March 7, 2012

Men Holding Hands: OK in Nepal (still), Not OK in the West

In yesterday's photo-post about the Nimesh / Bhawana engagement celebration, I mentioned being pleasantly surprised when, as Nimesh's family was walking down the road to Bhawana's house, Nimesh's grandfather took my hand and kept holding... as you can see from this photo.

Displays of affection between men are common in Nepal, and have nothing to do with homosexuality. It's the same in other cultures, including many Arab countries.

The custom of men-holding-hands can cause discomfort in Western countries. I remember how many Americans were shocked when President George W. Bush kissed and held hands with Saudi Arabia's Crown Prince Abdullah in 2004. This clip is classic!
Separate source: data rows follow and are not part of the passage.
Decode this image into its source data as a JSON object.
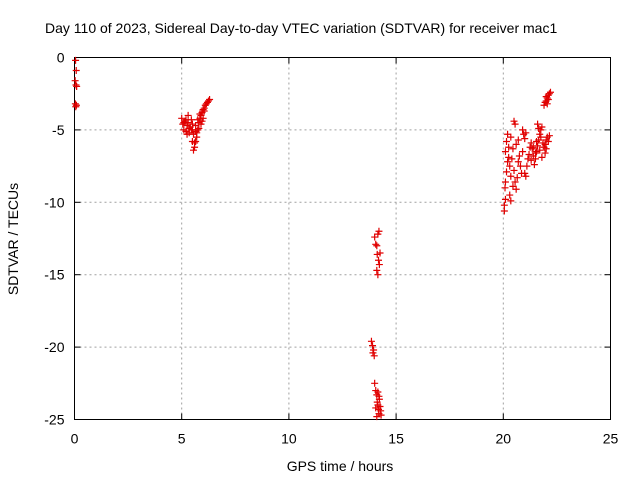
{
  "chart_data": {
    "type": "scatter",
    "title": "Day 110 of 2023, Sidereal Day-to-day VTEC variation (SDTVAR) for receiver mac1",
    "xlabel": "GPS time / hours",
    "ylabel": "SDTVAR / TECUs",
    "xlim": [
      0,
      25
    ],
    "ylim": [
      -25,
      0
    ],
    "xticks": [
      0,
      5,
      10,
      15,
      20,
      25
    ],
    "yticks": [
      0,
      -5,
      -10,
      -15,
      -20,
      -25
    ],
    "xtick_labels": [
      "0",
      "5",
      "10",
      "15",
      "20",
      "25"
    ],
    "ytick_labels": [
      "0",
      "-5",
      "-10",
      "-15",
      "-20",
      "-25"
    ],
    "grid": true,
    "marker": "+",
    "marker_color": "#e00000",
    "series": [
      {
        "name": "SDTVAR",
        "points": [
          [
            0.05,
            -0.2
          ],
          [
            0.08,
            -0.9
          ],
          [
            0.03,
            -1.6
          ],
          [
            0.07,
            -1.9
          ],
          [
            0.1,
            -2.0
          ],
          [
            0.04,
            -3.2
          ],
          [
            0.06,
            -3.4
          ],
          [
            0.09,
            -3.3
          ],
          [
            5.0,
            -4.2
          ],
          [
            5.05,
            -4.6
          ],
          [
            5.1,
            -5.0
          ],
          [
            5.15,
            -4.4
          ],
          [
            5.2,
            -5.1
          ],
          [
            5.25,
            -4.7
          ],
          [
            5.3,
            -4.5
          ],
          [
            5.35,
            -4.9
          ],
          [
            5.4,
            -4.8
          ],
          [
            5.45,
            -4.3
          ],
          [
            5.5,
            -4.6
          ],
          [
            5.55,
            -5.3
          ],
          [
            5.6,
            -6.2
          ],
          [
            5.65,
            -5.8
          ],
          [
            5.7,
            -5.5
          ],
          [
            5.75,
            -5.0
          ],
          [
            5.8,
            -4.5
          ],
          [
            5.85,
            -4.2
          ],
          [
            5.9,
            -4.0
          ],
          [
            5.95,
            -3.8
          ],
          [
            6.0,
            -3.6
          ],
          [
            6.05,
            -3.5
          ],
          [
            6.1,
            -3.3
          ],
          [
            6.15,
            -3.2
          ],
          [
            6.2,
            -3.1
          ],
          [
            6.25,
            -3.0
          ],
          [
            6.3,
            -2.9
          ],
          [
            5.5,
            -5.8
          ],
          [
            5.55,
            -6.4
          ],
          [
            5.6,
            -5.9
          ],
          [
            5.7,
            -5.2
          ],
          [
            5.8,
            -4.9
          ],
          [
            5.9,
            -4.6
          ],
          [
            6.0,
            -4.2
          ],
          [
            5.35,
            -5.2
          ],
          [
            5.45,
            -5.0
          ],
          [
            5.65,
            -4.7
          ],
          [
            5.75,
            -4.3
          ],
          [
            5.85,
            -3.9
          ],
          [
            6.05,
            -3.7
          ],
          [
            5.1,
            -4.5
          ],
          [
            5.2,
            -4.3
          ],
          [
            5.3,
            -4.0
          ],
          [
            5.25,
            -5.3
          ],
          [
            5.5,
            -5.0
          ],
          [
            5.65,
            -5.1
          ],
          [
            5.95,
            -4.4
          ],
          [
            14.0,
            -12.4
          ],
          [
            14.05,
            -12.9
          ],
          [
            14.1,
            -13.0
          ],
          [
            14.15,
            -12.2
          ],
          [
            14.2,
            -12.0
          ],
          [
            14.12,
            -13.6
          ],
          [
            14.18,
            -14.0
          ],
          [
            14.22,
            -14.3
          ],
          [
            14.25,
            -13.5
          ],
          [
            14.1,
            -14.7
          ],
          [
            14.15,
            -15.0
          ],
          [
            13.85,
            -19.6
          ],
          [
            13.9,
            -19.9
          ],
          [
            13.95,
            -20.2
          ],
          [
            13.92,
            -20.4
          ],
          [
            13.98,
            -20.6
          ],
          [
            14.0,
            -22.5
          ],
          [
            14.05,
            -23.0
          ],
          [
            14.1,
            -23.3
          ],
          [
            14.12,
            -23.8
          ],
          [
            14.15,
            -24.0
          ],
          [
            14.18,
            -24.3
          ],
          [
            14.2,
            -24.6
          ],
          [
            14.22,
            -23.6
          ],
          [
            14.25,
            -24.1
          ],
          [
            14.28,
            -24.4
          ],
          [
            14.3,
            -24.7
          ],
          [
            14.05,
            -24.2
          ],
          [
            14.1,
            -24.8
          ],
          [
            14.15,
            -23.1
          ],
          [
            14.2,
            -23.4
          ],
          [
            20.05,
            -10.6
          ],
          [
            20.05,
            -10.2
          ],
          [
            20.1,
            -9.8
          ],
          [
            20.08,
            -9.0
          ],
          [
            20.1,
            -8.6
          ],
          [
            20.15,
            -7.9
          ],
          [
            20.2,
            -7.2
          ],
          [
            20.1,
            -6.5
          ],
          [
            20.15,
            -5.8
          ],
          [
            20.2,
            -5.3
          ],
          [
            20.25,
            -6.2
          ],
          [
            20.3,
            -7.5
          ],
          [
            20.35,
            -8.2
          ],
          [
            20.4,
            -7.0
          ],
          [
            20.45,
            -6.3
          ],
          [
            20.5,
            -7.8
          ],
          [
            20.55,
            -8.6
          ],
          [
            20.6,
            -9.1
          ],
          [
            20.65,
            -8.3
          ],
          [
            20.7,
            -7.2
          ],
          [
            20.75,
            -6.8
          ],
          [
            20.8,
            -7.5
          ],
          [
            20.85,
            -8.0
          ],
          [
            20.9,
            -6.5
          ],
          [
            20.5,
            -4.4
          ],
          [
            20.55,
            -4.6
          ],
          [
            20.3,
            -9.5
          ],
          [
            20.35,
            -9.9
          ],
          [
            20.45,
            -8.9
          ],
          [
            20.25,
            -6.9
          ],
          [
            20.35,
            -5.5
          ],
          [
            20.6,
            -6.0
          ],
          [
            20.7,
            -5.7
          ],
          [
            21.0,
            -8.0
          ],
          [
            21.05,
            -8.2
          ],
          [
            21.1,
            -7.5
          ],
          [
            21.15,
            -7.0
          ],
          [
            21.2,
            -6.7
          ],
          [
            21.25,
            -6.2
          ],
          [
            21.3,
            -5.9
          ],
          [
            21.35,
            -6.3
          ],
          [
            21.4,
            -6.8
          ],
          [
            21.45,
            -7.4
          ],
          [
            21.5,
            -7.0
          ],
          [
            21.55,
            -6.5
          ],
          [
            21.6,
            -6.1
          ],
          [
            21.65,
            -5.7
          ],
          [
            21.7,
            -5.3
          ],
          [
            21.75,
            -5.0
          ],
          [
            21.8,
            -4.8
          ],
          [
            21.6,
            -4.6
          ],
          [
            21.65,
            -4.9
          ],
          [
            21.85,
            -5.9
          ],
          [
            21.9,
            -6.2
          ],
          [
            21.95,
            -6.0
          ],
          [
            22.0,
            -5.7
          ],
          [
            22.05,
            -5.5
          ],
          [
            22.1,
            -5.8
          ],
          [
            22.15,
            -5.4
          ],
          [
            21.5,
            -6.6
          ],
          [
            21.4,
            -6.2
          ],
          [
            21.3,
            -7.1
          ],
          [
            21.7,
            -6.4
          ],
          [
            21.8,
            -6.9
          ],
          [
            21.95,
            -6.6
          ],
          [
            21.55,
            -5.8
          ],
          [
            21.75,
            -5.5
          ],
          [
            22.0,
            -6.3
          ],
          [
            21.9,
            -3.3
          ],
          [
            21.95,
            -3.1
          ],
          [
            22.0,
            -3.0
          ],
          [
            22.05,
            -2.8
          ],
          [
            22.1,
            -2.6
          ],
          [
            22.15,
            -2.5
          ],
          [
            22.2,
            -2.4
          ],
          [
            22.1,
            -2.9
          ],
          [
            22.05,
            -3.2
          ],
          [
            22.0,
            -2.7
          ],
          [
            20.9,
            -5.0
          ],
          [
            20.95,
            -5.3
          ],
          [
            21.0,
            -5.6
          ],
          [
            21.05,
            -5.2
          ]
        ]
      }
    ]
  }
}
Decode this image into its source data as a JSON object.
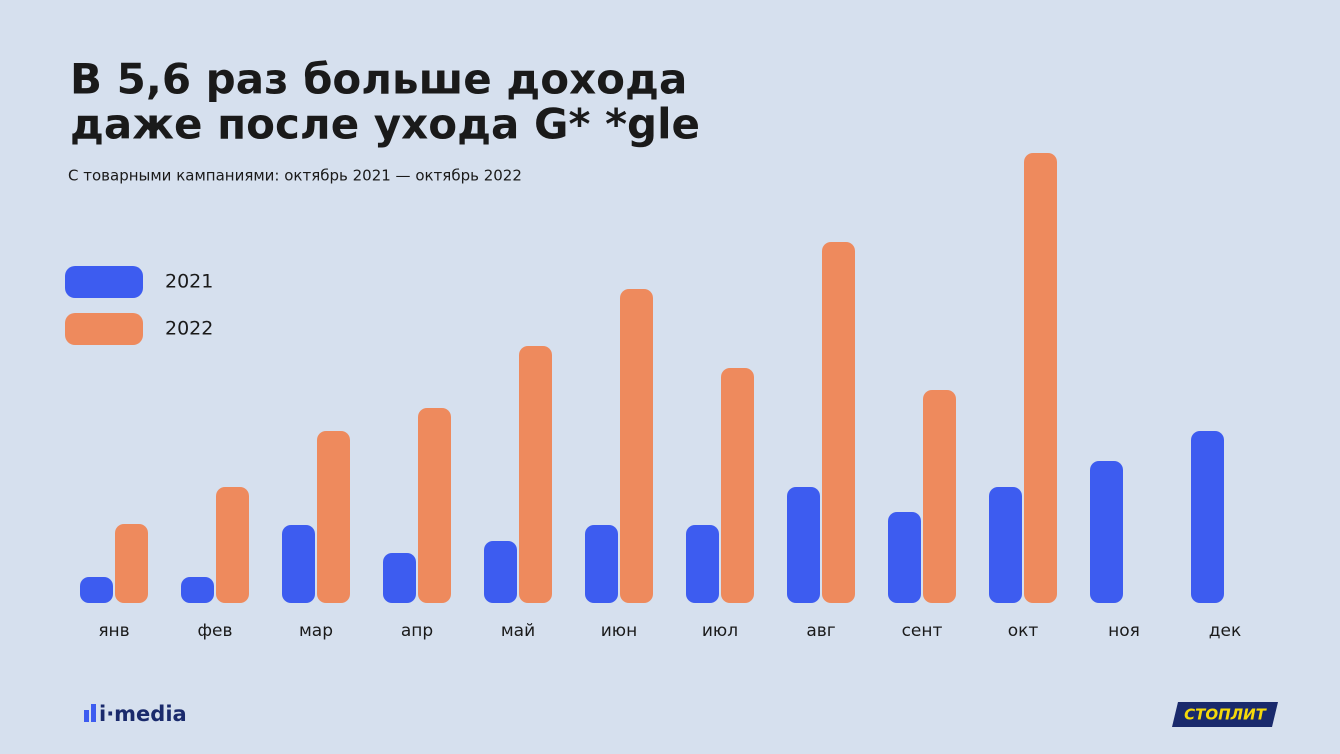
{
  "chart_data": {
    "type": "bar",
    "title": [
      "В 5,6 раз больше дохода",
      "даже после ухода G* *gle"
    ],
    "subtitle": "С товарными кампаниями: октябрь 2021 — октябрь 2022",
    "categories": [
      "янв",
      "фев",
      "мар",
      "апр",
      "май",
      "июн",
      "июл",
      "авг",
      "сент",
      "окт",
      "ноя",
      "дек"
    ],
    "series": [
      {
        "name": "2021",
        "color": "#3d5cf0",
        "values": [
          26,
          26,
          78,
          50,
          62,
          78,
          78,
          116,
          91,
          116,
          142,
          172
        ]
      },
      {
        "name": "2022",
        "color": "#ee8a5d",
        "values": [
          79,
          116,
          172,
          195,
          257,
          314,
          235,
          361,
          213,
          450,
          null,
          null
        ]
      }
    ],
    "ylim": [
      0,
      450
    ],
    "logos": [
      "i·media",
      "СТОПЛИТ"
    ]
  }
}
But in Nepal, you see policemen holding hands as they go out on patrol:

So, why is this practice completely normal in Nepal, but unacceptable in the West? I'd suggest two reasons:

In the past, unmarried young men didn't have the freedom to be physically close with women, except their mothers. Psychologists tell us that touch is fundamental to human communication, bonding and health. So, physical closeness between young men -- arms around shoulders, or holding hands -- provided an opportunity for that essential "intimacy." Unmarried men and women seem to have more physical contact now, but the relaxed physical intimacy between men remains part of the culture.
Probably the West's chief deterrent to public displays of male bonding is the terror of being perceived as homosexual. Even if being gay is more accepted than ever, straight men often feel compelled to proclaim their heterosexuality, shining a spotlight on that continuing dread of being thought "queer."

Perhaps the more a society accepts homosexuality, the less comfortable straight men will feel displaying affection for male friends, unless their team has just scored a touchdown! Until very recently, most Nepalis knew little about homosexuality, and it would never occur to them that two men holding hands might be gay.

Since first coming to Nepal in 2001, I now see fewer displays of affection among young men. This observation may be the flip side to Nepal's recently becoming the first Asian country to accept gay marriages.

While Nimesh's grandfather was completely comfortable reaching for my hand, I'd bet that Nimesh's son -- many years from now -- won't be so inclined. My fear is that future generations of young people will only reach out for their computer mouse or their iPhone... but not for someone else's hand.


1 comment:

Rachel MacDonald said...

Thanks for sharing this. I remember when I was in India in 1986 as a young girl, and saw men holding hands, and my Dad explaining that that was the custom there, and then explaining this to my grade 5 class at school when I returned home to Canada and showed slides. I agree that our society is sadly avoiding touch and to our detriment. I had some Karen refugee students from Burma, and we were getting ready to take a class picture and one of the men took my hand, with fingers interlaced - which felt uncomfortably intimate to me, but I noticed that the other men and women in the group were doing so too, and it was a sign of friendship and acceptance. Later I went to a wedding dinner and one student (male, married) held my hand that way and led me down the stairs to get food. I also remember two African men who came to my city as refugees, and used to hold hands, and live together, and dance together, until someone told them they were probably perceived as gay. Then they moved out, and stopped holding hands, but sometimes you could see them touching hands when they were alone. It's sad that they feel forced to do that. Why doesn't the society just change to accommodate the greater freedom people bring? That is a freedom, to touch and show love among humans you care about. I had an art show about this issue in 1999 - drawings of people touching, and the borders between them. Thanks again.